The atomic nucleus is composed of protons and neutrons.
The number of protons in the nucleus is given by the atomic number, Z. The number of neutrons in the nucleus is the neutron number, N. The number of nucleons is mass number, A.
Atomic nuclei with the same atomic number, Z, but different neutron numbers, N, are isotopes of the same element.
The atomic mass of an element is the weighted average of the masses of its isotopes.

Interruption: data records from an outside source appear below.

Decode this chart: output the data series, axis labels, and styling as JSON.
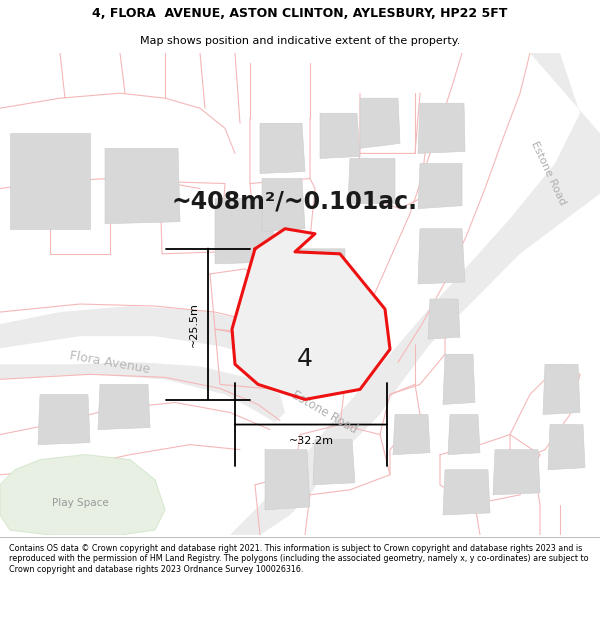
{
  "title_line1": "4, FLORA  AVENUE, ASTON CLINTON, AYLESBURY, HP22 5FT",
  "title_line2": "Map shows position and indicative extent of the property.",
  "area_text": "~408m²/~0.101ac.",
  "label_4": "4",
  "label_road": "Estone Road",
  "label_road2": "Estone Road",
  "label_avenue": "Flora Avenue",
  "label_play": "Play Space",
  "dim_vertical": "~25.5m",
  "dim_horizontal": "~32.2m",
  "footer": "Contains OS data © Crown copyright and database right 2021. This information is subject to Crown copyright and database rights 2023 and is reproduced with the permission of HM Land Registry. The polygons (including the associated geometry, namely x, y co-ordinates) are subject to Crown copyright and database rights 2023 Ordnance Survey 100026316.",
  "map_bg": "#ffffff",
  "road_fill": "#e8e8e8",
  "road_outline": "#f5b8b8",
  "bld_fill": "#d8d8d8",
  "bld_edge": "#cccccc",
  "green_fill": "#e8f0e4",
  "green_edge": "#d8e8d0",
  "plot_fill": "#e8e8e8",
  "plot_red": "#ee1111",
  "parcel_edge": "#f0b0b0",
  "text_dark": "#333333",
  "text_gray": "#aaaaaa",
  "text_lgray": "#bbbbbb"
}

10.2 Nuclear Binding Energy

The mass defect of a nucleus is the difference between the total mass of a nucleus and the sum of the masses of all its constituent nucleons.
The binding energy (BE) of a nucleus is equal to the amount of energy released in forming the nucleus, or the mass defect multiplied by the speed of light squared.
A graph of binding energy per nucleon (BEN) versus atomic number A implies that nuclei divided or combined release an enormous amount of energy.
The binding energy of a nucleon in a nucleus is analogous to the ionization energy of an electron in an atom.

In the decay of a radioactive substance, if the decay constant ( $λ$ ) is large, the half-life is small, and vice versa.
The radioactive decay law, $N = N_{0} e^{− λ t},$ uses the properties of radioactive substances to estimate the age of a substance.
Radioactive carbon has the same chemistry as stable carbon, so it mixes into the ecosphere and eventually becomes part of every living organism. By comparing the abundance of $^{14} C$ in an artifact with the normal abundance in living tissue, it is possible to determine the artifact’s age.

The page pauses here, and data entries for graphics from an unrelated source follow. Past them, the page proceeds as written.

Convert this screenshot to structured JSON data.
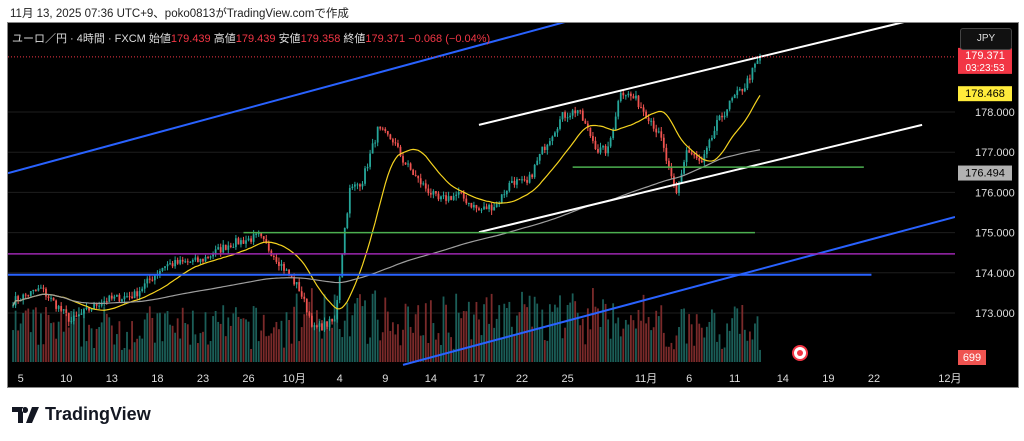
{
  "caption": "11月 13, 2025 07:36 UTC+9、poko0813がTradingView.comで作成",
  "legend": {
    "symbol": "ユーロ／円 · 4時間 · FXCM",
    "open_label": "始値",
    "open": "179.439",
    "high_label": "高値",
    "high": "179.439",
    "low_label": "安値",
    "low": "179.358",
    "close_label": "終値",
    "close": "179.371",
    "change": "−0.068 (−0.04%)"
  },
  "currency_button": "JPY",
  "brand": "TradingView",
  "colors": {
    "up": "#26a69a",
    "down": "#ef5350",
    "ma_fast": "#f5d31f",
    "ma_slow": "#9e9e9e",
    "blue_line": "#2962ff",
    "white_line": "#ffffff",
    "green_line": "#4caf50",
    "purple_line": "#9c27b0",
    "last_price": "#f23645"
  },
  "chart_data": {
    "type": "candlestick",
    "symbol": "EUR/JPY 4H",
    "ylim": [
      171.9,
      180.0
    ],
    "y_ticks": [
      "178.000",
      "177.000",
      "176.000",
      "175.000",
      "174.000",
      "173.000"
    ],
    "y_tick_values": [
      178,
      177,
      176,
      175,
      174,
      173
    ],
    "x_ticks": [
      {
        "i": 3,
        "label": "5"
      },
      {
        "i": 21,
        "label": "10"
      },
      {
        "i": 39,
        "label": "13"
      },
      {
        "i": 57,
        "label": "18"
      },
      {
        "i": 75,
        "label": "23"
      },
      {
        "i": 93,
        "label": "26"
      },
      {
        "i": 111,
        "label": "10月"
      },
      {
        "i": 129,
        "label": "4"
      },
      {
        "i": 147,
        "label": "9"
      },
      {
        "i": 165,
        "label": "14"
      },
      {
        "i": 184,
        "label": "17"
      },
      {
        "i": 201,
        "label": "22"
      },
      {
        "i": 219,
        "label": "25"
      },
      {
        "i": 250,
        "label": "11月"
      },
      {
        "i": 267,
        "label": "6"
      },
      {
        "i": 285,
        "label": "11"
      },
      {
        "i": 304,
        "label": "14"
      },
      {
        "i": 322,
        "label": "19"
      },
      {
        "i": 340,
        "label": "22"
      },
      {
        "i": 370,
        "label": "12月"
      }
    ],
    "xlim": [
      -2,
      372
    ],
    "price_path": [
      [
        0,
        173.3
      ],
      [
        11,
        173.6
      ],
      [
        23,
        172.8
      ],
      [
        35,
        173.3
      ],
      [
        48,
        173.45
      ],
      [
        60,
        174.2
      ],
      [
        74,
        174.3
      ],
      [
        85,
        174.7
      ],
      [
        97,
        174.9
      ],
      [
        103,
        174.45
      ],
      [
        113,
        173.6
      ],
      [
        119,
        172.6
      ],
      [
        127,
        172.8
      ],
      [
        131,
        175.1
      ],
      [
        133,
        176.05
      ],
      [
        138,
        176.3
      ],
      [
        144,
        177.55
      ],
      [
        150,
        177.3
      ],
      [
        154,
        176.8
      ],
      [
        160,
        176.3
      ],
      [
        168,
        175.8
      ],
      [
        176,
        175.95
      ],
      [
        184,
        175.55
      ],
      [
        191,
        175.7
      ],
      [
        197,
        176.3
      ],
      [
        203,
        176.2
      ],
      [
        209,
        177.05
      ],
      [
        217,
        177.9
      ],
      [
        223,
        178.05
      ],
      [
        231,
        177.05
      ],
      [
        235,
        177.05
      ],
      [
        240,
        178.55
      ],
      [
        246,
        178.3
      ],
      [
        252,
        177.8
      ],
      [
        256,
        177.3
      ],
      [
        260,
        176.3
      ],
      [
        262,
        175.95
      ],
      [
        266,
        177.05
      ],
      [
        272,
        176.7
      ],
      [
        278,
        177.7
      ],
      [
        284,
        178.3
      ],
      [
        289,
        178.65
      ],
      [
        295,
        179.37
      ]
    ],
    "last_price": {
      "value": "179.371",
      "countdown": "03:23:53"
    },
    "ma_fast_label": "178.468",
    "ma_slow_label": "176.494",
    "volume_label": "699",
    "drawings": [
      {
        "kind": "trend",
        "color": "blue_line",
        "p1": [
          -2,
          176.48
        ],
        "p2": [
          221,
          180.29
        ]
      },
      {
        "kind": "trend",
        "color": "white_line",
        "p1": [
          184,
          177.68
        ],
        "p2": [
          352,
          180.24
        ]
      },
      {
        "kind": "trend",
        "color": "white_line",
        "p1": [
          184,
          175.01
        ],
        "p2": [
          359,
          177.68
        ]
      },
      {
        "kind": "trend",
        "color": "blue_line",
        "p1": [
          154,
          171.71
        ],
        "p2": [
          372,
          175.39
        ]
      },
      {
        "kind": "trend",
        "color": "green_line",
        "p1": [
          91,
          175.0
        ],
        "p2": [
          293,
          175.0
        ]
      },
      {
        "kind": "trend",
        "color": "green_line",
        "p1": [
          221,
          176.63
        ],
        "p2": [
          336,
          176.63
        ]
      },
      {
        "kind": "trend",
        "color": "purple_line",
        "p1": [
          -2,
          174.47
        ],
        "p2": [
          372,
          174.47
        ]
      },
      {
        "kind": "trend",
        "color": "blue_line",
        "p1": [
          -2,
          173.95
        ],
        "p2": [
          339,
          173.95
        ]
      }
    ]
  }
}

The three types of nuclear radiation are alpha ( $α$ ) rays, beta ( $β$ ) rays, and gamma ( $γ$ ) rays.
We represent $α$ decay symbolically by $_{Z}^{A} X \to_{Z - 2}^{A - 4} X +_{2}^{4} H e$ . There are two types of $β$ decay: either an electron ( $β^{-}$ ) or a positron ( $β^{+}$ ) is emitted by a nucleus. $γ$ decay is represented symbolically by $_{Z}^{A} X * \to_{Z}^{A} X + γ$ .
When a heavy nucleus decays to a lighter one, the lighter daughter nucleus can become the parent nucleus for the next decay, and so on, producing a decay series.

Nuclear fission is a process in which the sum of the masses of the product nuclei are less than the masses of the reactants.
Energy changes in a nuclear fission reaction can be understood in terms of the binding energy per nucleon curve.
The production of new or different isotopes by nuclear transformation is called breeding, and reactors designed for this purpose are called breeder reactors.

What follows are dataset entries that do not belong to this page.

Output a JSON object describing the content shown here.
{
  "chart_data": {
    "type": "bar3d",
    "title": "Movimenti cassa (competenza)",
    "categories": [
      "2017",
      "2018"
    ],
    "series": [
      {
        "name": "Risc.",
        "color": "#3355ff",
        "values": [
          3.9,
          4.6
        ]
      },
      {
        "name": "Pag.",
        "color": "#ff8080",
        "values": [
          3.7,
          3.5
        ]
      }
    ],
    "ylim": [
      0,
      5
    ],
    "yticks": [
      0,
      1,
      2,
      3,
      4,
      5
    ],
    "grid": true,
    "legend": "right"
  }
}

Nuclear fusion is a reaction in which two nuclei are combined to form a larger nucleus; energy is released when light nuclei are fused to form medium-mass nuclei.
The amount of energy released by a fusion reaction is known as the Q value.
Nuclear fusion explains the reaction between deuterium and tritium that produces a fusion (or hydrogen) bomb; fusion also explains the production of energy in the Sun, the process of nucleosynthesis, and the creation of the heavy elements.

Nuclear technology is used in medicine to locate and study diseased tissue using special drugs called radiopharmaceuticals. Radioactive tags are used to identify cancer cells in the bones, brain tumors, and Alzheimer’s disease, and to monitor the function of body organs, such as blood flow, heart muscle activity, and iodine uptake in the thyroid gland.
The biological effects of ionizing radiation are due to two effects it has on cells: interference with cell reproduction and destruction of cell function.
Common sources of radiation include that emitted by Earth due to the isotopes of uranium, thorium, and potassium; natural radiation from cosmic rays, soils, and building materials, and artificial sources from medical and dental diagnostic tests.
Biological effects of nuclear radiation are expressed by many different physical quantities and in many different units, including the rad or radiation dose unit.